> From: owner-openssl-...@openssl.org On Behalf Of Robin Seggelmann via RT
> Sent: Friday, 04 September, 2009 07:29
> Cc: openssl-dev@openssl.org

> On Sep 4, 2009, at 1:21 PM, Stephen Henson via RT wrote:

> > A fair number of the casts seem to be unnecessary for example in 
> > RAND_bytes(), OPENSSL_malloc() and HMAC(). Do you get 
> warnings on your 
> > system without them?
> 
> I used the same example in a server/client testprogram and 
> compiled it with the g++ compiler to be very pedantic. The 
> regular gcc doesn't complain if there are none at all, but 
> the g++ is nagging about missing casts.
> 
I'm not looking at your specific cases but in general:

Assuming you mean the compiler (cc1plus) and C++ CODE, 
not just the driver g++, the rules about types, conversions, 
and casts are subtly different than C. C++ is NOT exactly 
a superset of C as many people think, although it is close.
Plus the GCC C compiler (cc1) is by default not very strict 
in its warnings; are you using at least -Wall ?

In particular, in C you can implicitly convert from void* 
to any data pointer type (e.g. struct foo*); not in C++.
(Similarly the const (or volatile) qualified forms.)

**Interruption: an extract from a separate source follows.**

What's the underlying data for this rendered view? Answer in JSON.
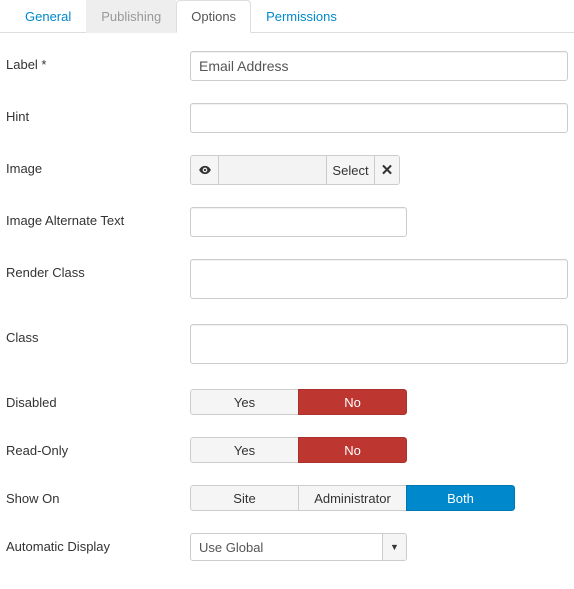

In C, a declaration like int foo () means unspecified
(but K&R1-compatible, no narrow or variadic) parameters,
and a pointer to it is "compatible" with most int-returning 
function pointers and (thus) can be converted without cast.
(Aside: the fact you can silently convert the pointer doesn't
mean you can portably USE it; you must get the passed arguments 
close enough to right, and details vary across platforms.)

In C++, int foo () means NO parameters, like int foo (void) 
(also in C), and is NOT compatible with say int bar (int).